This repository contains a Python-based tool for summarizing web content using the Ollama API. It scrapes articles from URLs, cleans and processes the HTML content, and generates summaries using a pre-trained language model. The repository also includes a rich-based logging utility for improved console output.
- Fetches web content based on search queries.
- Cleans and extracts the readable part of the content.

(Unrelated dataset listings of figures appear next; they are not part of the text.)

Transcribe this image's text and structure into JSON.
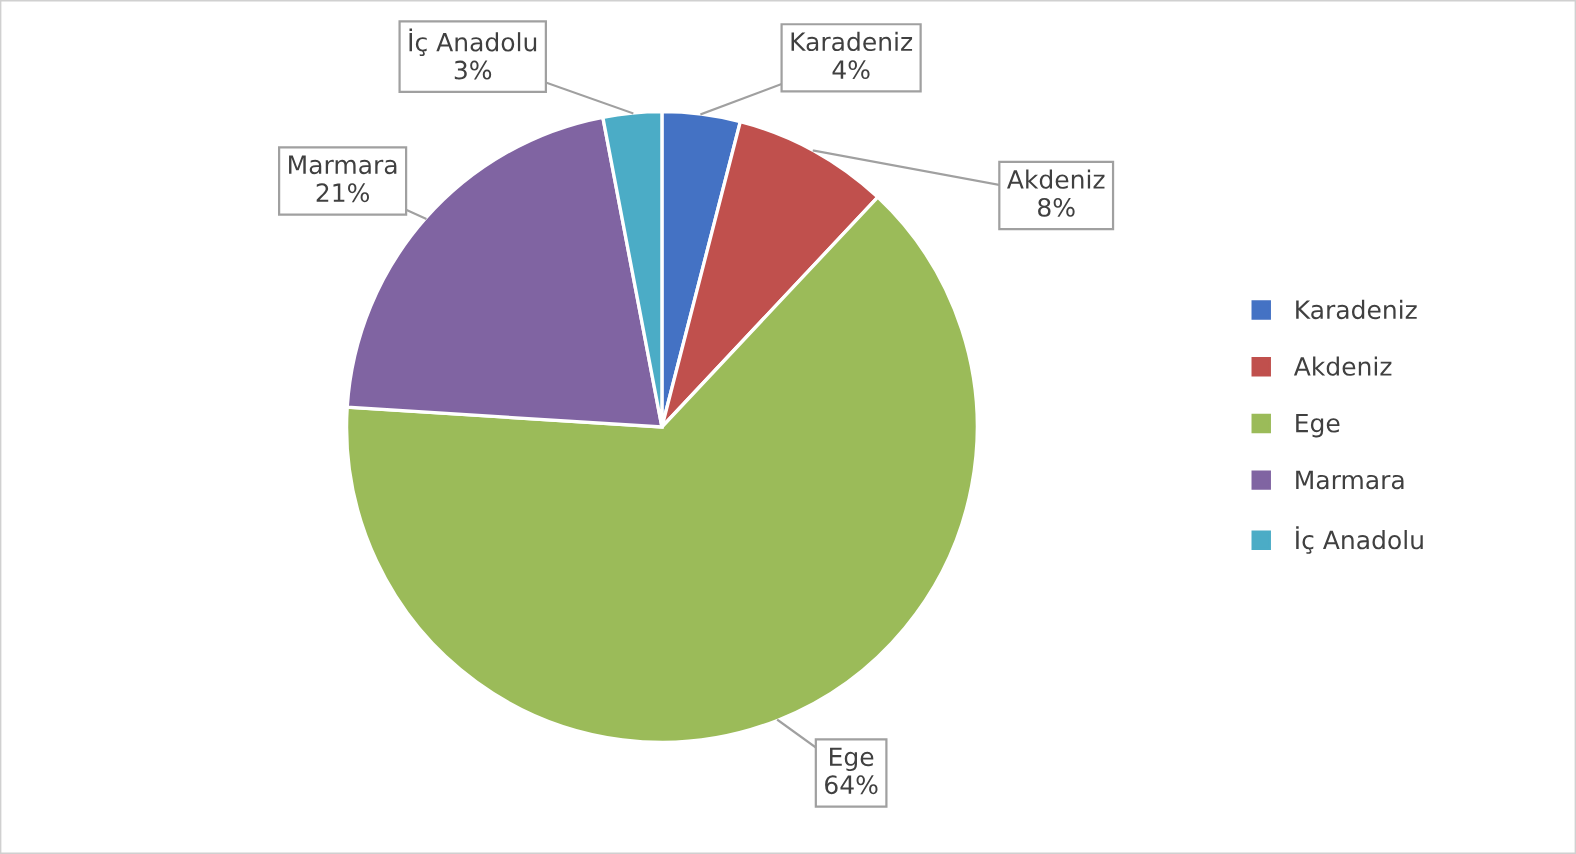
{
  "chart_data": {
    "type": "pie",
    "categories": [
      "Karadeniz",
      "Akdeniz",
      "Ege",
      "Marmara",
      "İç Anadolu"
    ],
    "values": [
      4,
      8,
      64,
      21,
      3
    ],
    "colors": [
      "#4472c4",
      "#c0504d",
      "#9bbb59",
      "#8064a2",
      "#4bacc6"
    ],
    "value_labels": [
      "4%",
      "8%",
      "64%",
      "21%",
      "3%"
    ],
    "legend": "right"
  }
}
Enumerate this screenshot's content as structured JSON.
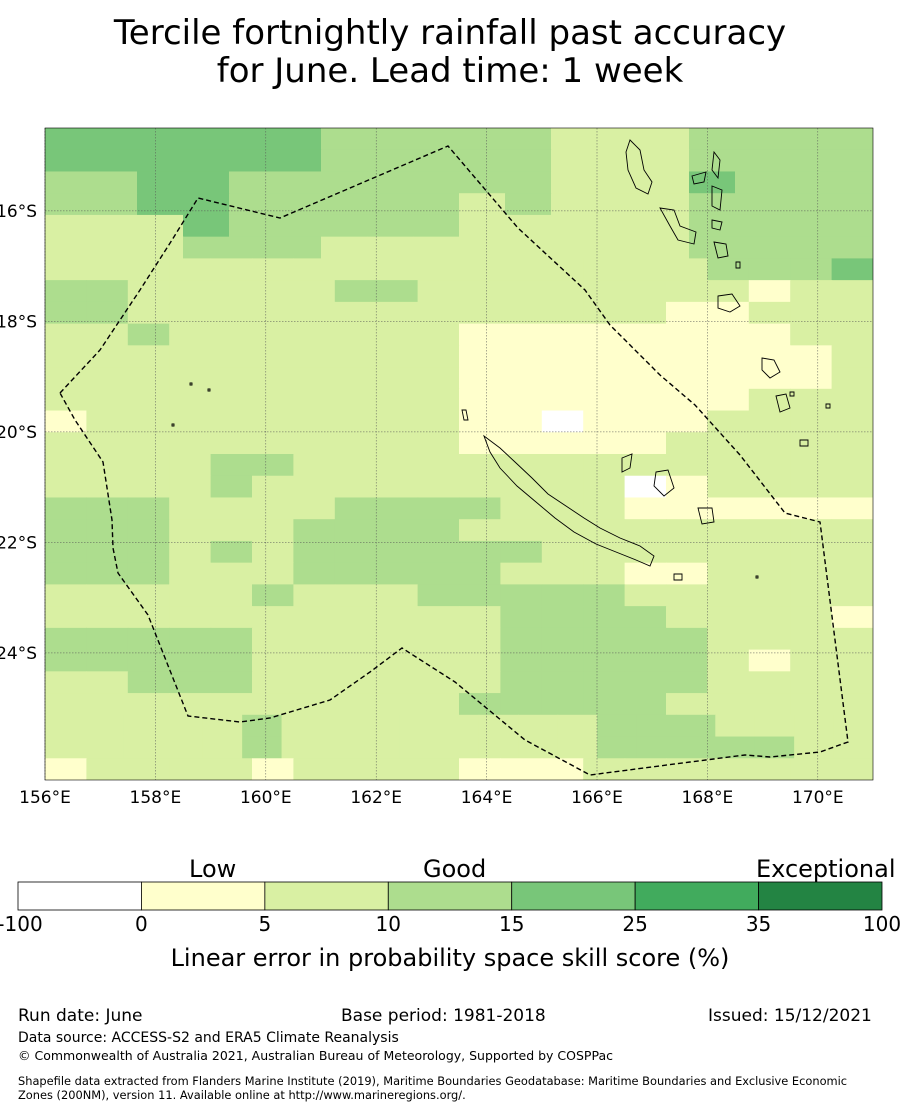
{
  "title": {
    "line1": "Tercile fortnightly rainfall past accuracy",
    "line2": "for June. Lead time: 1 week"
  },
  "map": {
    "lon_ticks": [
      "156°E",
      "158°E",
      "160°E",
      "162°E",
      "164°E",
      "166°E",
      "168°E",
      "170°E"
    ],
    "lat_ticks": [
      "16°S",
      "18°S",
      "20°S",
      "22°S",
      "24°S"
    ],
    "grid": [
      "CCCCCCBBBBBAAABBBB",
      "CCCCCCBBBBBAAABBBB",
      "BBCCBBBBBBBAAACBBB",
      "BBCCBBBBBABAAABBBB",
      "AAACBBBBBAAAAABBBB",
      "AAABBBAAAAAAAABBBB",
      "AAAAAAAAAAAAAAAABBBC",
      "BBAAAAABBAAAAAAAA0AA",
      "BBAAAAAAAAAAAAA00AAA",
      "AABAAAAAAA00000000AA",
      "AAAAAAAAAA000000000A",
      "AAAAAAAAAA000000000A",
      "AAAAAAAAAA0000000AAA",
      "0AAAAAAAAA00W000AAAA",
      "AAAAAAAAAA00000AAAAA",
      "AAAABBAAAAAAAAAAAAAA",
      "AAAABAAAAAAAAAW0AAAA",
      "BBBAAAABBBBAAA000000",
      "BBBAAABBBBAAAAAAAAAA",
      "BBBABABBBBBBAAAAAAAA",
      "BBBAAABBBBBAAA00AAAA",
      "AAAAABAAABBBBBAAAAAA",
      "AAAAAAAAAAABBBBAAAA0",
      "BBBBBAAAAAABBBBBAAAA",
      "BBBBBAAAAAABBBBBA0AA",
      "AABBBAAAAAABBBBBAAAA",
      "AAAAAAAAAABBBBBAAAAA",
      "AAAAABAAAAAAAABBBAAAA",
      "AAAAABAAAAAAAABBBBBAA",
      "0AAAA0AAAA000AAAAAAA"
    ],
    "palette_key": {
      "W": "#ffffff",
      "0": "#ffffcc",
      "A": "#d9f0a3",
      "B": "#addd8e",
      "C": "#78c679",
      "D": "#41ab5d",
      "E": "#238443"
    }
  },
  "colorbar": {
    "category_labels": [
      "Low",
      "Good",
      "Exceptional"
    ],
    "colors": [
      "#ffffff",
      "#ffffcc",
      "#d9f0a3",
      "#addd8e",
      "#78c679",
      "#41ab5d",
      "#238443"
    ],
    "ticks": [
      "-100",
      "0",
      "5",
      "10",
      "15",
      "25",
      "35",
      "100"
    ],
    "title": "Linear error in probability space skill score (%)"
  },
  "footer": {
    "run_date": "Run date: June",
    "base_period": "Base period: 1981-2018",
    "issued": "Issued: 15/12/2021",
    "data_source": "Data source: ACCESS-S2 and ERA5 Climate Reanalysis",
    "copyright": "© Commonwealth of Australia 2021, Australian Bureau of Meteorology, Supported by COSPPac",
    "shapefile_line1": "Shapefile data extracted from Flanders Marine Institute (2019), Maritime Boundaries Geodatabase: Maritime Boundaries and Exclusive Economic",
    "shapefile_line2": "Zones (200NM), version 11. Available online at http://www.marineregions.org/."
  }
}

- Uses the Ollama API to generate summaries.
- Saves summaries with autogenerated filenames based on content and query.
- Includes a rich-based logging system for structured and styled console outputs.
Python 3.10
requests
beautifulsoup4
readability-lxml
ollama
html2text
pyyaml
rich
Clone the repository:
git clone
cd ollama-web-summarization
Install the required Python packages:
pip install -r requirements.txt
Set up your config.yaml file with the following parameters:
search_url: "https://example.com"
ollama_url: "https://api.ollama.com"
ollama_model: "llama-3.2"
output_directory: "./output"
user_prompt: "Summarize the following content: {texts}."
To summarize web content based on a search query, run the following command:
python `ollama_web_summarize.py` "Your search query"
The script will fetch the URLs, clean the content, generate a summary using the Ollama API, and save it to the output directory with an autogenerated filename.
The repository includes a rich-based logging utility for styled console output. The logging outputs steps, results, and errors clearly in the terminal.
ollama_web_summarize.py
: Main script to fetch URLs, clean the content, and generate summaries.rich_logger.py
: Utility for styled logging using rich.
This project is licensed under the MIT License.